Парень уже хотел было выйти из дома, как буквально около входной двери развернулся.
— Я кое-что забыл.
— Деньги? — спросила Нина.
— Нет, — хитро улыбнулся Остин. — Это.
С этими словами Стоуэлл притянул болгарку к себе и горячо поцеловал, оставив на её губах приятный привкус мяты.
Когда Остин ушёл, Нина задумалась. О таком парне, как Стоуэлл, действительно, можно было только мечтать: он был весёлый и заботливый, добрый и честный, очень внимательный и терпеливый. Рядом с ним на душе у Нины становилось теплее. Эти чувства очень напоминали ей то, что она обычно испытывала, когда приезжала в Торонто и после нескольких месяцев разлуки оказывалась в объятиях родителей и любимого старшего брата. Остин давно стал ей близким и очень родным, но когда он обнимал её, её сердце не замирало от трепета, когда он целовал её, по коже не бежали мурашки. Их отношения с Остином теперь развивались «по накатанной», и Нина с каждым днём всё острее чувствовала, насколько они отличались от их отношений с Йеном. Не было в них этакого «маленького взрыва», искр, сумасшествия. В них не было страсти — и речь идёт даже не только о сексе: порой Нину вогнать в краску мог один только взгляд Сомерхолдера, по которому становилось понятно, какие чувства она будоражит во всём его естестве.

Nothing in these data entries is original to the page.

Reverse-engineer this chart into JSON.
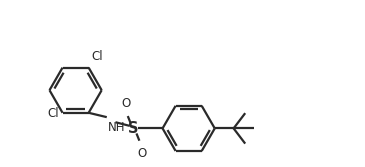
{
  "bg_color": "#ffffff",
  "line_color": "#2a2a2a",
  "line_width": 1.6,
  "font_size": 8.5,
  "figsize": [
    3.65,
    1.67
  ],
  "dpi": 100,
  "xlim": [
    0,
    10
  ],
  "ylim": [
    0,
    4.57
  ]
}
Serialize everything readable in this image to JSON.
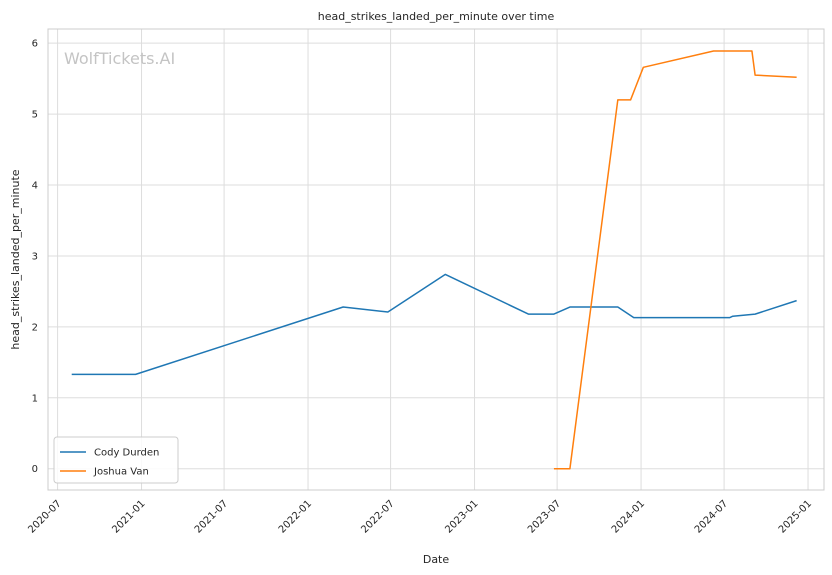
{
  "chart_data": {
    "type": "line",
    "title": "head_strikes_landed_per_minute over time",
    "xlabel": "Date",
    "ylabel": "head_strikes_landed_per_minute",
    "watermark": "WolfTickets.AI",
    "xlim": [
      "2020-06-10",
      "2025-02-05"
    ],
    "ylim": [
      -0.3,
      6.2
    ],
    "x_ticks": [
      "2020-07",
      "2021-01",
      "2021-07",
      "2022-01",
      "2022-07",
      "2023-01",
      "2023-07",
      "2024-01",
      "2024-07",
      "2025-01"
    ],
    "x_tick_labels": [
      "2020-07",
      "2021-01",
      "2021-07",
      "2022-01",
      "2022-07",
      "2023-01",
      "2023-07",
      "2024-01",
      "2024-07",
      "2025-01"
    ],
    "y_ticks": [
      0,
      1,
      2,
      3,
      4,
      5,
      6
    ],
    "y_tick_labels": [
      "0",
      "1",
      "2",
      "3",
      "4",
      "5",
      "6"
    ],
    "grid": true,
    "legend_position": "lower-left",
    "series": [
      {
        "name": "Cody Durden",
        "color": "#1f77b4",
        "points": [
          [
            "2020-08-01",
            1.33
          ],
          [
            "2020-12-19",
            1.33
          ],
          [
            "2022-03-19",
            2.28
          ],
          [
            "2022-06-25",
            2.21
          ],
          [
            "2022-10-29",
            2.74
          ],
          [
            "2023-04-29",
            2.18
          ],
          [
            "2023-06-24",
            2.18
          ],
          [
            "2023-07-29",
            2.28
          ],
          [
            "2023-11-11",
            2.28
          ],
          [
            "2023-12-16",
            2.13
          ],
          [
            "2024-07-13",
            2.13
          ],
          [
            "2024-07-20",
            2.15
          ],
          [
            "2024-09-07",
            2.18
          ],
          [
            "2024-12-07",
            2.37
          ]
        ]
      },
      {
        "name": "Joshua Van",
        "color": "#ff7f0e",
        "points": [
          [
            "2023-06-24",
            0.0
          ],
          [
            "2023-07-29",
            0.0
          ],
          [
            "2023-11-11",
            5.2
          ],
          [
            "2023-12-09",
            5.2
          ],
          [
            "2024-01-06",
            5.66
          ],
          [
            "2024-06-08",
            5.89
          ],
          [
            "2024-08-31",
            5.89
          ],
          [
            "2024-09-07",
            5.55
          ],
          [
            "2024-12-07",
            5.52
          ]
        ]
      }
    ]
  }
}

С Остином Нина в отношениях была, скорее, на равных. С Йеном же она могла почувствовать себя слабой и беззащитной, иногда даже ведомой. Нине этого не хватало, хоть она и понимала, что, как бы её не любил Остин, другим человеком он не станет. Точнее — не станет Йеном. Она и сама не могла понять, почему за это время она так и не смогла почувствовать к Остину то, что испытывала к Йену. Наверное, для любви это совершенно неудивительно. Нина отчего-то чувствовала свою вину перед Стоуэллом. Её угнетали собственные ощущения, и как ей быть дальше, она не знала. Нина никогда бы не стала жить с нелюбимым мужчиной, но Остин сейчас был нужен ей как никогда: она всё же надеялась привыкнуть к нему и забыть наконец обо всём, что её связывало с совершенно другим человеком.
— Йен, где мы? — спрашивала Никки, пока Сомерхолдер, завязав ей глаза, осторожно вёл её за руку из леса, куда они приехали на пикник, на холм, откуда открывались потрясающие виды на зеленеющую долину Шеннандоа, находившуюся в нескольких десятков километров от Ковингтона.
— Сейчас увидишь, — отвечал он. — Осталось всего-ничего. Так, аккуратно, здесь небольшой спуск.
Йен поддержал Никки за руки, пока она аккуратно спускалась.
— Ещё буквально пару шагов.
Йен и Никки прошли ещё несколько метров и оказались наконец на месте.